Things at aren't so great
- All the cell phone numbers in Zambia being changed by national decree. My new number is +0260966106872. It is a little expensive to call but texts are pretty cheap. Let me know what you are up to. And Happy Birthday Patrick!

Saturday, April 14, 2007

On being a minority

I have never been such an obvious minority in my life. It's pretty eye opening. I am under no illusion that 90% of the people I run into see me as "WHITE PERSON" and the rest while constantly aware of it actually see me as Laura. People here will say good morning mzungu (white person.) It's really not a slur, but coming from a society where it is unthinkable to run around screaming "Hi black people!!!" it's difficult to get a handle on.

Then there is the staring. People here have no qualms about blatant staring, they even break into uncontrollable laughter if you talk to them or turn your back. I can't tell you how many times I have gone out to brush my teeth and aimlessly stared at a tree to discover 5 children sitting in it staring back at me. Everyone wants to greet me and is extremely happy to see me all the time. That's nice but it's because I'm white. It's really wierd. It's the closest thing I will be to a celebrity. I've had random people take pictures of me and 7 year olds propose. It's sort of funny, easily frustrating and over in 16 months. Not the worst thing in the world but I can definately understand why someone might beat a photographer with their own camera.

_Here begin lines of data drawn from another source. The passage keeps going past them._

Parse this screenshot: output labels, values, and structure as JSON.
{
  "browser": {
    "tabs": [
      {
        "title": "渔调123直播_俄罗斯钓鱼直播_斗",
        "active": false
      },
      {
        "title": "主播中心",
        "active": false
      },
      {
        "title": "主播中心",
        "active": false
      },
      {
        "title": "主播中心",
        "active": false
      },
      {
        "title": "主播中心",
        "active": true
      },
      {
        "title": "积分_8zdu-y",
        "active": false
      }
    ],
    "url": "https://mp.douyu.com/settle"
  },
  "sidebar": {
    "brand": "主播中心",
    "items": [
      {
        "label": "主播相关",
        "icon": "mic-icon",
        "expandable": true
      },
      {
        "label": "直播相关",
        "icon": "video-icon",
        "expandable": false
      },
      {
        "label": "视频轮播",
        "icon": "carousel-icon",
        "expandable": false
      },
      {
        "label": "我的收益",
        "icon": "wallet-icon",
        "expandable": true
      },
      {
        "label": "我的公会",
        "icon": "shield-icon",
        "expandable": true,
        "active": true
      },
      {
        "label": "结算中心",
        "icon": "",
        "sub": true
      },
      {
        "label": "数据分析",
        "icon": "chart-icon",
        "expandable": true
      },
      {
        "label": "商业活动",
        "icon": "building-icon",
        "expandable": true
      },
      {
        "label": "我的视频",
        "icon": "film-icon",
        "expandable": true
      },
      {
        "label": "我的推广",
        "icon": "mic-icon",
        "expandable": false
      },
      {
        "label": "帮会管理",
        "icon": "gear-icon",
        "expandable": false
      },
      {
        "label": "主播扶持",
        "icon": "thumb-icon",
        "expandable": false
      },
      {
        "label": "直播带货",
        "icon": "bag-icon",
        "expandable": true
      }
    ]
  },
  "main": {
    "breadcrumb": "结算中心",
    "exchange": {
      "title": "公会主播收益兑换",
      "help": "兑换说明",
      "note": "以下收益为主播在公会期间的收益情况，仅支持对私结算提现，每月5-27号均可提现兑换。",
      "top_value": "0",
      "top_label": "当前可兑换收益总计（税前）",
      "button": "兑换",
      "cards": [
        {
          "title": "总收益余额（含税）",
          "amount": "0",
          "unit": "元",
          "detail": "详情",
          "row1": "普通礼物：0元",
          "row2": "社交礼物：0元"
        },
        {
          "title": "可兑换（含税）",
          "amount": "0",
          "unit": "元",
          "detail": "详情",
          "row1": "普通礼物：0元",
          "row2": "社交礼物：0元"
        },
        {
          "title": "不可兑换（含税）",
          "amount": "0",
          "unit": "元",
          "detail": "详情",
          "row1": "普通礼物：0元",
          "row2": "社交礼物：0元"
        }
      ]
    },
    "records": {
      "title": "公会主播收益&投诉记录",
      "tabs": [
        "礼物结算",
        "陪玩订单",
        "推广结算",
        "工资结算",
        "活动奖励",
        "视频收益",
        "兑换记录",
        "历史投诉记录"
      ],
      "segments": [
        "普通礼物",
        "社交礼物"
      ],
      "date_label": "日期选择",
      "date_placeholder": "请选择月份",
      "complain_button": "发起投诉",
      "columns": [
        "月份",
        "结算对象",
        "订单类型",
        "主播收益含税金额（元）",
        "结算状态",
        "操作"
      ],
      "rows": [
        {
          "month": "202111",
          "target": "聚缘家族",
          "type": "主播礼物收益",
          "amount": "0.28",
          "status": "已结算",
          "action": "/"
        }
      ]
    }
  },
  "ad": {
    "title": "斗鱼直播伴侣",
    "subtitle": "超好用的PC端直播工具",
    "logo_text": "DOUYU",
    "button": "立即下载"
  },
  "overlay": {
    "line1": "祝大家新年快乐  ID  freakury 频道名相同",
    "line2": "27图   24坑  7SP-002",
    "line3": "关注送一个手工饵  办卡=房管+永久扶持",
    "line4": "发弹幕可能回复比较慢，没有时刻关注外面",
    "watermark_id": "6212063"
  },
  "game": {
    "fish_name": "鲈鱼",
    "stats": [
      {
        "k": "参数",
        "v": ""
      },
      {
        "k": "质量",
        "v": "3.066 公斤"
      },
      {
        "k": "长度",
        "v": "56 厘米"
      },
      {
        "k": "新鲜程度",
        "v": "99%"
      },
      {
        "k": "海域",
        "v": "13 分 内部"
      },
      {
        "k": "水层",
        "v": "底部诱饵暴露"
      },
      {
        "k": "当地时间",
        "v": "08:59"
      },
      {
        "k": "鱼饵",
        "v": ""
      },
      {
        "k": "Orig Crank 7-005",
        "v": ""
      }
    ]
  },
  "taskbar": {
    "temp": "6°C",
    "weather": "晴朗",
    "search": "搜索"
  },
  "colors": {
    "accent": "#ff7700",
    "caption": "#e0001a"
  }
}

Then there is the strange phenomenon of people thinking that being a minority only makes life easier. I have had conversations with people who tell me it must be so easy for me to get rides because I am white (and that's absolutely true) but refuse to believe that people try to charge me extra for everything because I am white. Even when it happens right in front of them. It's exactly the same as people who think affirmative action is grossly unfair but deny the exsistence of any other type of prejudice.